Teaching

A general education course introducing the solar system to a broad undergraduate audience — most students are not science majors. Topics include orbital mechanics, the formation of the solar system, comparative planetary geology and atmospheres, the search for life, and humanity's robotic and crewed exploration of the solar system. I emphasize quantitative reasoning throughout, connecting physical principles to what we can observe and measure. The course consistently attracts 200–290 students per semester, and I work hard to keep it engaging at that scale.

A graduate seminar covering the physical and mathematical foundations of fluid flow through porous media, with applications to petroleum engineering and subsurface carbon storage. Topics include Darcy's law and its extensions, multiphase flow equations, rock and fluid properties, thermodynamic phase behavior, and numerical methods for reservoir simulation. Students implement core algorithms in MATLAB throughout the semester and complete a final project involving a custom flow simulation.
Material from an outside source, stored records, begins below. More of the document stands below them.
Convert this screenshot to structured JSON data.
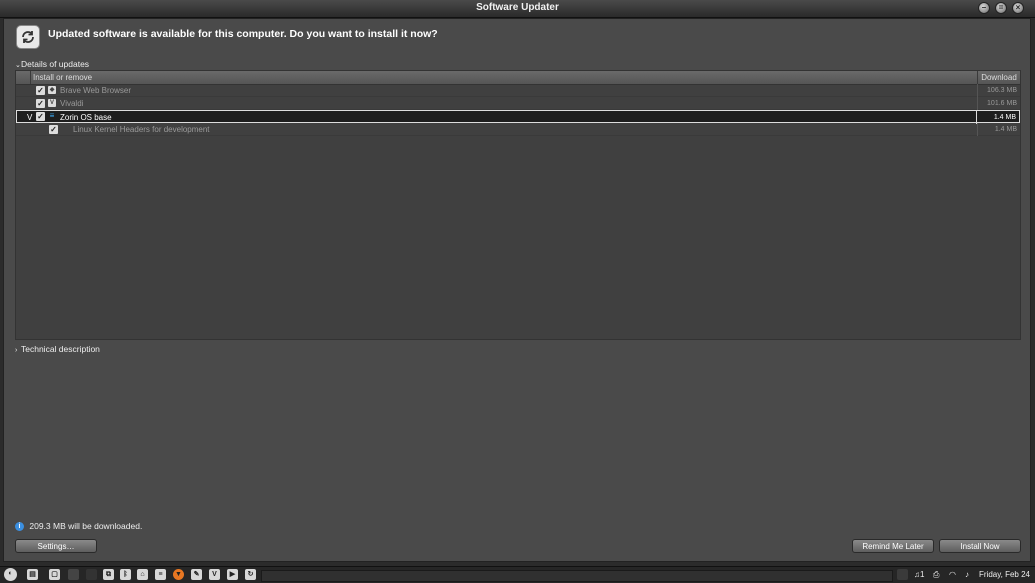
{
  "window": {
    "title": "Software Updater",
    "heading": "Updated software is available for this computer. Do you want to install it now?"
  },
  "details": {
    "label": "Details of updates"
  },
  "columns": {
    "install": "Install or remove",
    "download": "Download"
  },
  "updates": [
    {
      "name": "Brave Web Browser",
      "size": "106.3 MB",
      "icon": "brave-icon"
    },
    {
      "name": "Vivaldi",
      "size": "101.6 MB",
      "icon": "vivaldi-icon"
    },
    {
      "name": "Zorin OS base",
      "size": "1.4 MB",
      "icon": "zorin-icon",
      "expander": "V"
    },
    {
      "name": "Linux Kernel Headers for development",
      "size": "1.4 MB"
    }
  ],
  "technical": {
    "label": "Technical description"
  },
  "status": {
    "download_text": "209.3 MB will be downloaded."
  },
  "buttons": {
    "settings": "Settings…",
    "remind": "Remind Me Later",
    "install": "Install Now"
  },
  "taskbar": {
    "notifications": "1",
    "clock": "Friday, Feb 24"
  }
}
This course is where I connect my research most directly to the classroom — several former students have gone on to work in reservoir simulation and computational hydrology.

I developed this course from scratch and first taught it in Fall 2022 as ES 5194. Redesigned for Fall 2025 following inputs from the NSF Cyber2A pedagogy workshop, the course now covers the full arc of modern machine learning in Earth and environmental science: from regression and classical ML to convolutional neural networks, vision transformers, and physics-informed neural networks. Each week pairs lecture with a hands-on Python lab using real Earth science datasets — satellite imagery, geophysical logs, and climate data. Students complete a final independent AI project and present their results to the group. The course has become a foundation for graduate students across Earth Sciences, Geography, and related programs who want to incorporate AI into their research.